There have been a number of modern adaptations of Shakespeare’s plays over the last two decades. So much so that transporting the classic tomes to a more contemporary setting isn’t as fresh as it used to be. Therefore, when making that creative decision there has to be a specific vision that can transform the material into something fresh and new. Ralph Fiennes pretty much accomplishes that feat with his directorial debut, “Coriolanus.”
A tale of reckless vengeance, the play and film is based on the life of legendary Roman hero Gaius Marcius Coriolanus. Coriolanus or Caius Martius (Fiennes) is persuaded by his mother Volumnia (Vanessa Redgrave) to run for the counsul of Rome after defeating the Volscian army lead by Tullus Aufidius (Gerard Butler). Coriolanus, however, is hardly a man of the people and finds himself sucked into a political web when he rails against the idea of the people having a say in the government. The tribunes of Rome brand Coriolanus as a traitor and banish him from the city. After spending quite a long time traveling outside “Rome” (or what appears to be an Eastern European inspired country), Coriolanus approaches Aufidius about uniting to defeat his former nation. They succeed brilliantly and only an emotional plea from Volumnia can halt Coriolanus from completing his wish to destroy the city. Coriolanus than returns to the Volscians where he is branded a traitor and killed.
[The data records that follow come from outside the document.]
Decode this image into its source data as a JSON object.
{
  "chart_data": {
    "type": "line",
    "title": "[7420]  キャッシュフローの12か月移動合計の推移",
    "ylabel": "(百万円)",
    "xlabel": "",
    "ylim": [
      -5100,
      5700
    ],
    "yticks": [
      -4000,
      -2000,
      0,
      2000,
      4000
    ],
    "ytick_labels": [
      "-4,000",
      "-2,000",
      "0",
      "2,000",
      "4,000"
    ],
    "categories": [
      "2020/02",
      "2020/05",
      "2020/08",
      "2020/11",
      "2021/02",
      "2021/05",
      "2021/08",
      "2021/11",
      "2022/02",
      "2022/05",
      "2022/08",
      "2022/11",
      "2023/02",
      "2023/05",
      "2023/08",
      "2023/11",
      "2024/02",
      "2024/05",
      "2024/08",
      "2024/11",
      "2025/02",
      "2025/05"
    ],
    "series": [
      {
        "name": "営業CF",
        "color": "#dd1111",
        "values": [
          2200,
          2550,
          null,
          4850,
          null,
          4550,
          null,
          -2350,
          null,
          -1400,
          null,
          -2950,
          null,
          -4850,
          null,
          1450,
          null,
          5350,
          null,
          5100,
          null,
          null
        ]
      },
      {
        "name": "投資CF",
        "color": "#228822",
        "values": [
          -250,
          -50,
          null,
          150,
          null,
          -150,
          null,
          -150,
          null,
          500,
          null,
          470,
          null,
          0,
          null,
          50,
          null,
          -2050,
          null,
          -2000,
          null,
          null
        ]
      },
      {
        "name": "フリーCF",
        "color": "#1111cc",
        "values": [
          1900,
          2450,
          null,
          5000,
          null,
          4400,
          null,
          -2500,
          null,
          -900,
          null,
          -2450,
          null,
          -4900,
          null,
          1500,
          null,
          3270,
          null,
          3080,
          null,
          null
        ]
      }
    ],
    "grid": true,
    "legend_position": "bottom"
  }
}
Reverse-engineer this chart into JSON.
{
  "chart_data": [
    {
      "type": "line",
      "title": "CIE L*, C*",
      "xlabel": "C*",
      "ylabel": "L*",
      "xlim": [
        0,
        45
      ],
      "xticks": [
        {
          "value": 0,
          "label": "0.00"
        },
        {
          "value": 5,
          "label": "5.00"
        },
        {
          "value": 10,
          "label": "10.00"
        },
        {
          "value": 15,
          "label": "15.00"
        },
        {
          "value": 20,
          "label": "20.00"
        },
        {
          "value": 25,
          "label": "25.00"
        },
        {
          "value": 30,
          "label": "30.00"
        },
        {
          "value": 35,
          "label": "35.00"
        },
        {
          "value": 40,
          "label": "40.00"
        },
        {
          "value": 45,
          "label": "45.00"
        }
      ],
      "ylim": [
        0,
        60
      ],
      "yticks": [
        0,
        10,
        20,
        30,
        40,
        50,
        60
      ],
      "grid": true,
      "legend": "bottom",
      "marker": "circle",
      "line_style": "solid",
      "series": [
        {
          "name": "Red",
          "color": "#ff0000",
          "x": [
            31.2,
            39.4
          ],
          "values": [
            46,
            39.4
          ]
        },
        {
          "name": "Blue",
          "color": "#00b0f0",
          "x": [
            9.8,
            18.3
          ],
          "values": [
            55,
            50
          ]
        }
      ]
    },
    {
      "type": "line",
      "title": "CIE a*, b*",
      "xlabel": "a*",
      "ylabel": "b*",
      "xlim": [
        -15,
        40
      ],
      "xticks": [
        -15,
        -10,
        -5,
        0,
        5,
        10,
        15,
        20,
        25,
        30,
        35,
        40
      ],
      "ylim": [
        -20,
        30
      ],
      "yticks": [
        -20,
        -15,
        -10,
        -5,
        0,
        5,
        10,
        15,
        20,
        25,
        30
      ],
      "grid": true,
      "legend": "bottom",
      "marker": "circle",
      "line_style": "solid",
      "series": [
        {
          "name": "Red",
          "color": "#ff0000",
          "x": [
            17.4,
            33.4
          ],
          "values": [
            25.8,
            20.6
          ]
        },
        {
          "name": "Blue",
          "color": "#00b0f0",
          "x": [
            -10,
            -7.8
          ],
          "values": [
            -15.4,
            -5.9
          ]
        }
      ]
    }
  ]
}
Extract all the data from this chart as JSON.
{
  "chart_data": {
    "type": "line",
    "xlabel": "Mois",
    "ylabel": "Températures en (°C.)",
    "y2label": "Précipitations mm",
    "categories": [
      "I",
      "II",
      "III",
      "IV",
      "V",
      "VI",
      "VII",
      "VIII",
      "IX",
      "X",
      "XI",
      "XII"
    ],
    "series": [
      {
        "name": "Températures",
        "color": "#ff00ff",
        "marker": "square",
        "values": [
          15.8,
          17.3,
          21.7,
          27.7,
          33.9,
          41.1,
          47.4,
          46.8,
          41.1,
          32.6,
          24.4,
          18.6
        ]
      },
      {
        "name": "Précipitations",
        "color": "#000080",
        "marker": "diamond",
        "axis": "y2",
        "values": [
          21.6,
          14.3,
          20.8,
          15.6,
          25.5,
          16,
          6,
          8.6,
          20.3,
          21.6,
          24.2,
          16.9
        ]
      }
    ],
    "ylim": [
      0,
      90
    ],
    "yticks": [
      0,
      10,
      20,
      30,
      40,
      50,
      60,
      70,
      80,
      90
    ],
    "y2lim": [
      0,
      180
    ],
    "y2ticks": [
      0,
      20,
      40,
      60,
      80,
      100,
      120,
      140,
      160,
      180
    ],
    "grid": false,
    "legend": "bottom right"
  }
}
As a filmmaker, Fiennes has a wonderful eye and his work with Logan in setting the work in the framework of a Serbian/Croatian conflict is smart and engaging. That battle scenes at the beginning are impressive and give the film a scope you wouldn’t necessarily expect from the material. He’s also assisted by a charismatic turn by Redgrave, a lively Brian Cox and his own passionate and gut-wrenching performance. Unfortunately, the film has two faults that prevent it from being the masterwork Fiennes was aiming for. The first is Butler who seems out of place as Aufidius. We’re not doubting Butler can pull off something as difficult as Shakespeare, but his acting style doesn’t mesh well with the rest of the cast in this instance. The second is more problematic. The entire film hinges on the dramatic moment when Volumnia convinces Coriolanus to call of his attack. It’s a major change of heart for a man who has shown little but a zeal for military precision with little emotion in his actions. Redgrave and Fiennes give it their all, but it simply doesn’t work on screen in context of the movie. It’s similar to the climax from Baz Luhrmann’s “Romeo + Juliet” where Romeo (Leonardo DiCaprio) wakes up to discover Juliet (Claire Danes) has mistakenly killed herself. Even after it was famously reshot, the scene still couldn’t pull a tear from most moviegoers. That’s pretty much the same case here.
On the awards front, Fiennes could be a dark horse in the director race (stretch), but is certainly a best actor candidate. Redgrave is the true contender here in best supporting actress race (assuming she doesn’t get more support for her turn in “Anonymous”). Costumes, production design and cinematography all have legitimate shots as well.
More importantly, Fiennes joins the short list of actors who appear to have made a strong transition to directing. It seriously makes you wonder what he’ll do next.
It is assumed “Coriolanus” has a one week Oscar qualifying run sometime in Dec. It is currently set to open in limited release an 13.